In general, containers were preferred by 5% of respondents. When we filter that through the lens of “cloud-first” organizations, that jumps to 8%. Remember, that’s for app services, not apps. Which kind of implies that apps are already deployed in containers (or are about to be) and respondents want to deploy the appropriate app services in containers along with them.
More surprising, perhaps, was that the largest role to express that preference was respondents in infrastructure and network roles. Twenty-nine percent (29%) of those who want containers self-identify as “infrastructure” or “network” professionals.
As noted in an earlier blog about containers and usage habits, containers appears poised to explode on-premises, at least, given their broad applicability across application types and architectures.

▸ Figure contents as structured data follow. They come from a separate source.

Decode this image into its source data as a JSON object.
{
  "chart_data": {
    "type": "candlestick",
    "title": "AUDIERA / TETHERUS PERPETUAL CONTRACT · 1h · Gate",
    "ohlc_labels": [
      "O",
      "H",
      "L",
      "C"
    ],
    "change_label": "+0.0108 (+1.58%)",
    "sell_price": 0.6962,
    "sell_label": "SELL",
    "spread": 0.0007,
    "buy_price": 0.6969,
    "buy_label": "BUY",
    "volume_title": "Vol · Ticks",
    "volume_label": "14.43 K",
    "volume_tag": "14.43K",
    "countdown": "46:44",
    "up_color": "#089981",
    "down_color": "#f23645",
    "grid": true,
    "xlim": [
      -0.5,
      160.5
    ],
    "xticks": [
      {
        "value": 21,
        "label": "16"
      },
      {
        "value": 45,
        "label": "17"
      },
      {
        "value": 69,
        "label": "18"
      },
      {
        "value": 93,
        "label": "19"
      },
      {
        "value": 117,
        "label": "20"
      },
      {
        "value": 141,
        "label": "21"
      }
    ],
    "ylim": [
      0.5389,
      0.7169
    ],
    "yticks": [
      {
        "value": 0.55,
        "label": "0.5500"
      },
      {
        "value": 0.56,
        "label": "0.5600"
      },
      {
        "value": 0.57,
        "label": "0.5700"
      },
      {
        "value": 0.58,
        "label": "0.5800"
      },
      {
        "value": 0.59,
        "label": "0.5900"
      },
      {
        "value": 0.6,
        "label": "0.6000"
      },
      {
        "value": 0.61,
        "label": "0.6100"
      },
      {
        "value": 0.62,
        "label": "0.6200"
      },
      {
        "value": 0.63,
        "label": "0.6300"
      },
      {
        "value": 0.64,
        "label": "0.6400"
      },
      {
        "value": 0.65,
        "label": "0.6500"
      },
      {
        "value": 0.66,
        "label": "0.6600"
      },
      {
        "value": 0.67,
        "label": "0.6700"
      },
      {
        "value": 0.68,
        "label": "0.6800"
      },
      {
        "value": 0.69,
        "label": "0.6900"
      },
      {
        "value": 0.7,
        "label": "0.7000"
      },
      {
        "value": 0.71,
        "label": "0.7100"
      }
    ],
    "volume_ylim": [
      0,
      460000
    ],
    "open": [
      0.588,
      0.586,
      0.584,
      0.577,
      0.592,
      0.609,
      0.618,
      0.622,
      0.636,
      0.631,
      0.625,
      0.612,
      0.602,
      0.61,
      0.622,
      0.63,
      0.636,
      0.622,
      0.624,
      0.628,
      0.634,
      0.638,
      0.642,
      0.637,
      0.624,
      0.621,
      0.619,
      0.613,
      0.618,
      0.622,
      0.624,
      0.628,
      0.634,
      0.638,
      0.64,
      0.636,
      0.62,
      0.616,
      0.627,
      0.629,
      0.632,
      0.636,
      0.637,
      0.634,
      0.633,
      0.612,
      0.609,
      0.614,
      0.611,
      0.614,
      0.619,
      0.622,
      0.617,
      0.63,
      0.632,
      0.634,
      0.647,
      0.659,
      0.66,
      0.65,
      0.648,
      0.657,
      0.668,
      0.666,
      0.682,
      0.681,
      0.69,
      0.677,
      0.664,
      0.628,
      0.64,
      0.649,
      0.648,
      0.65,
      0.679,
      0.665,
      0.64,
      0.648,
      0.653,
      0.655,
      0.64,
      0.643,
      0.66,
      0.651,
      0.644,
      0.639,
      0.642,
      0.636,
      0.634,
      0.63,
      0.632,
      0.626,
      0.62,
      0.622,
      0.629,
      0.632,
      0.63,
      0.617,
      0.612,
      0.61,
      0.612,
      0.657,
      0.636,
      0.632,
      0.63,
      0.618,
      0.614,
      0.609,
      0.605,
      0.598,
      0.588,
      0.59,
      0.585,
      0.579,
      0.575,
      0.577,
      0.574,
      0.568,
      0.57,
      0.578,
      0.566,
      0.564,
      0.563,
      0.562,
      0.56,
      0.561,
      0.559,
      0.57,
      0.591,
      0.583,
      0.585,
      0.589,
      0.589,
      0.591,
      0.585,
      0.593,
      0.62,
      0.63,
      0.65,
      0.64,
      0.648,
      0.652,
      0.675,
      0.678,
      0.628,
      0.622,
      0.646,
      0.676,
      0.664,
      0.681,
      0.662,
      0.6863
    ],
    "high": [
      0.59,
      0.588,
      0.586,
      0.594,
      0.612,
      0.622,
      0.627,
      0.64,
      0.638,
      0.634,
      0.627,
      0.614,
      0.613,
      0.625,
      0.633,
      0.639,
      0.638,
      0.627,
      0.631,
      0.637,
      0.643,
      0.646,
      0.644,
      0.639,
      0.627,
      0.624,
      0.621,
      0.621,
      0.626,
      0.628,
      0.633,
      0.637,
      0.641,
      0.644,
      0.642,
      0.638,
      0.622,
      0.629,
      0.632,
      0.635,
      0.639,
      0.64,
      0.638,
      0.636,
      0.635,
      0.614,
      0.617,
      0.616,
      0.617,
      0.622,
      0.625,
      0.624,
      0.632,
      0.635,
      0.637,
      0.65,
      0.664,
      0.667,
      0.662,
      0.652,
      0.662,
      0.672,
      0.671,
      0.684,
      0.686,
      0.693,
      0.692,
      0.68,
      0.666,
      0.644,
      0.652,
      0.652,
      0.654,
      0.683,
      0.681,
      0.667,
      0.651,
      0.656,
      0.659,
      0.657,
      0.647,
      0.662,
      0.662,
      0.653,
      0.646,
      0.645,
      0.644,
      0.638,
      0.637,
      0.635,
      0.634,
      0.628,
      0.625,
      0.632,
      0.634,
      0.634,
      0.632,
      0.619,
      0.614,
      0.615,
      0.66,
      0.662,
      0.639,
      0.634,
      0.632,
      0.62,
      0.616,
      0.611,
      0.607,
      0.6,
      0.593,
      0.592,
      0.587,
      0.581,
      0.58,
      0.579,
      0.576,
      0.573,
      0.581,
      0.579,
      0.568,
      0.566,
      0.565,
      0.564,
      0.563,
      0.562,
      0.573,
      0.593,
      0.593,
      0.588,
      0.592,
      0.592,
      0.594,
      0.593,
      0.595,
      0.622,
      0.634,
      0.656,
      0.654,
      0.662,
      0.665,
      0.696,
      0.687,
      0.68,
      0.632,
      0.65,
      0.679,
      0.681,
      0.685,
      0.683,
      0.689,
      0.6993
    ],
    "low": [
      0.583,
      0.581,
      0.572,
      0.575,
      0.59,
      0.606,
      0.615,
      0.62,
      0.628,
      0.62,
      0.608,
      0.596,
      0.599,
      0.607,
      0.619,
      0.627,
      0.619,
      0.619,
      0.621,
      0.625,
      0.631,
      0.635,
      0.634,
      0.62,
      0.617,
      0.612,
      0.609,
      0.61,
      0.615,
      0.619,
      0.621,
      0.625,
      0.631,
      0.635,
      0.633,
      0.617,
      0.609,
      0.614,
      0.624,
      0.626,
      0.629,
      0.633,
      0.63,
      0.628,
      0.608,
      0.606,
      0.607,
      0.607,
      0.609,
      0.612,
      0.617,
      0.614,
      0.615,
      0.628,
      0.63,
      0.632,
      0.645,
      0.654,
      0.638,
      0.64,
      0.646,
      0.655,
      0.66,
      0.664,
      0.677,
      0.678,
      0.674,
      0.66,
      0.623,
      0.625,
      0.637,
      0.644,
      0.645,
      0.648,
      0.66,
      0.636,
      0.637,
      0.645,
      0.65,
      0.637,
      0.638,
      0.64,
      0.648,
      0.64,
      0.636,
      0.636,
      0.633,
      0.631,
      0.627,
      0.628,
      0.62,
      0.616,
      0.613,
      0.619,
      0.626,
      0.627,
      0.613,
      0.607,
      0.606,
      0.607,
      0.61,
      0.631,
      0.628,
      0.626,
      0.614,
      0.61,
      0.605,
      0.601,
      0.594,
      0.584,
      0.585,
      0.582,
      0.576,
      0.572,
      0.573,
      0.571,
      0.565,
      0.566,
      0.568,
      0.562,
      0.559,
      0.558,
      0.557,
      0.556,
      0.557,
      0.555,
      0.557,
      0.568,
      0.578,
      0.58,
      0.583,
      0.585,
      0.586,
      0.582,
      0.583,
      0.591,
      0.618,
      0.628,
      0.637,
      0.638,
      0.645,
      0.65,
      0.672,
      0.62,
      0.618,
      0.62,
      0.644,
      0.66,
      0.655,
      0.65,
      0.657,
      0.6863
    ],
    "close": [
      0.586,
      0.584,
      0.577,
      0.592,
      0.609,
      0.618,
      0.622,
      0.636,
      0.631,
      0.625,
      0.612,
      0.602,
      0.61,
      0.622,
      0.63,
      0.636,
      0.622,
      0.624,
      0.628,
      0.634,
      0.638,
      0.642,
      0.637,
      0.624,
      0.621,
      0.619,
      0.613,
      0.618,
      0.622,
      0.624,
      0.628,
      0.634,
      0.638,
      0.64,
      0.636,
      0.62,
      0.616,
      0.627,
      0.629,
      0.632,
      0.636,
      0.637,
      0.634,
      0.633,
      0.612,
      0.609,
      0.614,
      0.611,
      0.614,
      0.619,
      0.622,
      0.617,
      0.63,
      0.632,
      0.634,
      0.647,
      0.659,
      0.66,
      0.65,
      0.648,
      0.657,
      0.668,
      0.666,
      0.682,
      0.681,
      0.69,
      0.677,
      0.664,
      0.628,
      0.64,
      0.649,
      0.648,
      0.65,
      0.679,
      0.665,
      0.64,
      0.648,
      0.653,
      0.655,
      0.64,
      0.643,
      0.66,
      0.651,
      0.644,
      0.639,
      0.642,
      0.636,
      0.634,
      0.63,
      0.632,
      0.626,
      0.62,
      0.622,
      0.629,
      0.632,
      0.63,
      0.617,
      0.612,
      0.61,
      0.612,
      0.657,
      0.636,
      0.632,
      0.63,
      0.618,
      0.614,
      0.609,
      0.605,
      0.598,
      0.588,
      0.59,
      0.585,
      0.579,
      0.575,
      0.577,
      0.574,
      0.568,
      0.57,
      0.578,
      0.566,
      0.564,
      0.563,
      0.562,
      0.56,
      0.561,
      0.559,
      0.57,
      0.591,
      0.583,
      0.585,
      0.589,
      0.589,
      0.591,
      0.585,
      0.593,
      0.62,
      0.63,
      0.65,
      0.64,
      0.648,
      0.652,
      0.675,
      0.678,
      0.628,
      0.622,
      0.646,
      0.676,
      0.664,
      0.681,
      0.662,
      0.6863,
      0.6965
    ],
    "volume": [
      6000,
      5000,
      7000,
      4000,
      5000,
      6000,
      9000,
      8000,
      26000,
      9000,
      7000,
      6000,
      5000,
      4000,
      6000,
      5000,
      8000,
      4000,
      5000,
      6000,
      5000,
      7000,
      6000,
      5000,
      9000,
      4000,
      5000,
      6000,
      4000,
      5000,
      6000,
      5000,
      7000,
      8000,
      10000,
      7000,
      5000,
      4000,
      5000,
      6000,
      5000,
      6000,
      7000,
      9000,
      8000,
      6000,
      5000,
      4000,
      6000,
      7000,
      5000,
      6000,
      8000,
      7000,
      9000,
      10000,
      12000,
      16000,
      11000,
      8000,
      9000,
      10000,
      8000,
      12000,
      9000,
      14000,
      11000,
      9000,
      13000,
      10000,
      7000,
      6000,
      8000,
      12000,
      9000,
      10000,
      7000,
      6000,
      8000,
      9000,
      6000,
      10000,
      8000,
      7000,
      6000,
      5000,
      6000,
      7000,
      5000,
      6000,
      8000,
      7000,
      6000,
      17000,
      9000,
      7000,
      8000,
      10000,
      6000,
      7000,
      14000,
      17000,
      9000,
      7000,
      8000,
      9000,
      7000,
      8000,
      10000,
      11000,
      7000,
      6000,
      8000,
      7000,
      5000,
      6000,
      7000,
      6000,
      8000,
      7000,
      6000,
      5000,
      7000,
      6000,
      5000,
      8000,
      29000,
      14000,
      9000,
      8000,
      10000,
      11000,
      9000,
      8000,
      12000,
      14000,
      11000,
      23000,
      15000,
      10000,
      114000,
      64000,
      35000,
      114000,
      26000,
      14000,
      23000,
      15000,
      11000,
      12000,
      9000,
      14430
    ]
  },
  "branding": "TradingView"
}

Rather than being relegated to supporting “emerging” application architectures like microservices, containers appear to be flourishing as a mechanism to gain portability and scalability of legacy (often called ‘monolithic’) applications as well.
This, in itself, should not be surprising given the “legacy” use-case promoted by virtualization. One of more appealing aspects of virtualization (a category into which containers can be loosely included) is its ability to support aging apps within more modern network and infrastructure architectures. Containers are able to do this, as well, and are rapidly gaining the automation and orchestration supportive structure necessary to enable the same capabilities it took virtualization years to realize.
While there’s certainly something to the argument that containers are better at enabling the real-time migration to and from off-premise cloud environments we’ve always been promised, it is more likely that the innate capabilities of the orchestration and automation frameworks surrounding containers and enabling efficient, on-demand scale are behind containers rapid rise across all IT concerns. Scale, today, is of major importance to not only IT but business, too. With digital transformation efforts – internal and external facing – driving new applications and services into production, it is inevitable that scale and security will rise to the fore of requirements for business success.
Containers, for all their rough edges (and make no mistake, these fledgling systems certainly have them just as any tech in its infancy), are an appealing alternative to existing options. With a native affinity for API-driven integration with the various other systems and services in the data center necessary to scale applications, containers are indicative of a new mindset within the data center that’s driven by a focus on scale from the get-go, rather than as a bolt-on after-thought “if we need it.”
It’s not just the ability to scale quickly and automatically; it’s the built-in assumption that you will and the support innate to the orchestration and scheduling systems that’s likely to propel containers higher and higher in the “preference for” category across all IT roles.
Containers are rising. They’re not in ascendancy yet, but I don’t think I’d be crazy (or alone) to predict that it won’t be long before they will be.